A tramare la sua pagina è infatti un particolare saggismo narrativo, quasi che il racconto funga da supporto alle argomentazioni dello scrittore, la prima delle quali riguarda appunto la funzione dell’intellettuale. Quasi a scongiurare quel senso di colpa che lo attanaglia, legato al privilegio di classe che spetta al maestro, Sciascia non può che attribuire alla scrittura il compito di sollevare il velo della menzogna, di svelare l’arido vero, facendosi vicaria degli oppressi.

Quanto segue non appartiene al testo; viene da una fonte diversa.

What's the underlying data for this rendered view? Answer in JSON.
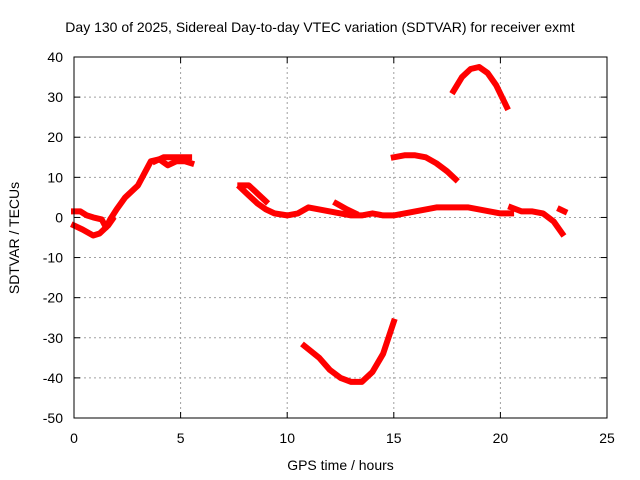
{
  "chart_data": {
    "type": "line",
    "title": "Day 130 of 2025, Sidereal Day-to-day VTEC variation (SDTVAR) for receiver exmt",
    "xlabel": "GPS time / hours",
    "ylabel": "SDTVAR / TECUs",
    "xlim": [
      0,
      25
    ],
    "ylim": [
      -50,
      40
    ],
    "xticks": [
      0,
      5,
      10,
      15,
      20,
      25
    ],
    "yticks": [
      40,
      30,
      20,
      10,
      0,
      -10,
      -20,
      -30,
      -40,
      -50
    ],
    "grid": true,
    "grid_style": "dotted",
    "legend": "none",
    "series_color": "#ff0000",
    "series": [
      {
        "name": "seg1",
        "points": [
          [
            0,
            -2
          ],
          [
            0.4,
            -3
          ],
          [
            0.9,
            -4.5
          ],
          [
            1.2,
            -4
          ],
          [
            1.6,
            -2
          ],
          [
            1.8,
            -0.5
          ]
        ]
      },
      {
        "name": "seg2",
        "points": [
          [
            0,
            1.5
          ],
          [
            0.3,
            1.5
          ],
          [
            0.6,
            0.5
          ],
          [
            0.9,
            0
          ],
          [
            1.3,
            -0.5
          ],
          [
            1.5,
            -2.5
          ],
          [
            1.7,
            -0.5
          ],
          [
            2,
            2
          ],
          [
            2.4,
            5
          ],
          [
            2.8,
            7
          ],
          [
            3,
            8
          ],
          [
            3.3,
            11
          ],
          [
            3.6,
            14
          ],
          [
            4,
            14.5
          ],
          [
            4.4,
            13
          ],
          [
            4.8,
            14
          ],
          [
            5.2,
            14
          ],
          [
            5.5,
            13.5
          ]
        ]
      },
      {
        "name": "seg3",
        "points": [
          [
            3.8,
            14
          ],
          [
            4.2,
            15
          ],
          [
            4.6,
            15
          ],
          [
            5,
            15
          ],
          [
            5.4,
            15
          ]
        ]
      },
      {
        "name": "seg4",
        "points": [
          [
            7.8,
            8
          ],
          [
            8.2,
            8
          ],
          [
            8.6,
            6
          ],
          [
            9,
            4
          ]
        ]
      },
      {
        "name": "seg5",
        "points": [
          [
            7.8,
            7.5
          ],
          [
            8.2,
            5.5
          ],
          [
            8.6,
            3.5
          ],
          [
            9,
            2
          ],
          [
            9.4,
            1
          ],
          [
            10,
            0.5
          ],
          [
            10.5,
            1
          ],
          [
            11,
            2.5
          ],
          [
            11.5,
            2
          ],
          [
            12,
            1.5
          ],
          [
            12.5,
            1
          ],
          [
            13,
            0.5
          ],
          [
            13.5,
            0.5
          ],
          [
            14,
            1
          ],
          [
            14.5,
            0.5
          ],
          [
            15,
            0.5
          ],
          [
            15.5,
            1
          ],
          [
            16,
            1.5
          ],
          [
            16.5,
            2
          ],
          [
            17,
            2.5
          ],
          [
            17.5,
            2.5
          ],
          [
            18,
            2.5
          ],
          [
            18.5,
            2.5
          ],
          [
            19,
            2
          ],
          [
            19.5,
            1.5
          ],
          [
            20,
            1
          ],
          [
            20.5,
            1
          ]
        ]
      },
      {
        "name": "seg6",
        "points": [
          [
            12.3,
            3.5
          ],
          [
            12.8,
            2
          ],
          [
            13.2,
            1
          ]
        ]
      },
      {
        "name": "seg7",
        "points": [
          [
            20.5,
            2.5
          ],
          [
            21,
            1.5
          ],
          [
            21.5,
            1.5
          ],
          [
            22,
            1
          ],
          [
            22.5,
            -1
          ],
          [
            22.9,
            -4
          ]
        ]
      },
      {
        "name": "seg8",
        "points": [
          [
            22.8,
            2
          ],
          [
            23,
            1.5
          ]
        ]
      },
      {
        "name": "seg9",
        "points": [
          [
            15,
            15
          ],
          [
            15.5,
            15.5
          ],
          [
            16,
            15.5
          ],
          [
            16.5,
            15
          ],
          [
            17,
            13.5
          ],
          [
            17.5,
            11.5
          ],
          [
            17.9,
            9.5
          ]
        ]
      },
      {
        "name": "seg10",
        "points": [
          [
            17.8,
            31.5
          ],
          [
            18.2,
            35
          ],
          [
            18.6,
            37
          ],
          [
            19,
            37.5
          ],
          [
            19.4,
            36
          ],
          [
            19.8,
            33
          ],
          [
            20.3,
            27.5
          ]
        ]
      },
      {
        "name": "seg11",
        "points": [
          [
            10.8,
            -32
          ],
          [
            11.5,
            -35
          ],
          [
            12,
            -38
          ],
          [
            12.5,
            -40
          ],
          [
            13,
            -41
          ],
          [
            13.5,
            -41
          ],
          [
            14,
            -38.5
          ],
          [
            14.5,
            -34
          ],
          [
            15,
            -26
          ]
        ]
      }
    ]
  }
}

Questa tensione etica imprime alla narrazione la sua particolare cifra stilistica, giacché la registrazione obiettiva è sempre inquadrata dall’ottica soggettiva dell’artista, in un intreccio fra registro ‘giornalistico’ e annotazione diaristica. Questa capacità d’analisi, che si unisce alla ricerca espressiva, domina costantemente il dettato. Sono fratelli ideali dei deamicisiani Robetti e Precossi i piccoli alunni di Sciascia che nelle desolate cronache del loro Natale, speso fra il gioco delle carte, il rito della messa e qualche onesta digressione, ci consegnano squarci di tristezza - «avevo vinto duecento lire e quando sono ritornato a casa mio padre me le ha prese e se ne è andato a divertirsi lui» - o magari un insperato dono: un bagno caldo «per lavarmi tutto». La sobrietà dello stile non cancella, anzi acuisce, il dramma di quest’umile classe studentesca, che la coscienza ideologica del narratore restituisce alla sua cruda verità. Una scrittura come specchio del vissuto, nel solco del coevo neorealismo, ma al contempo il preannuncio di quella “controstoria d’Italia letteraria e civile” che Sciascia tratteggia sin dai banchi di scuola.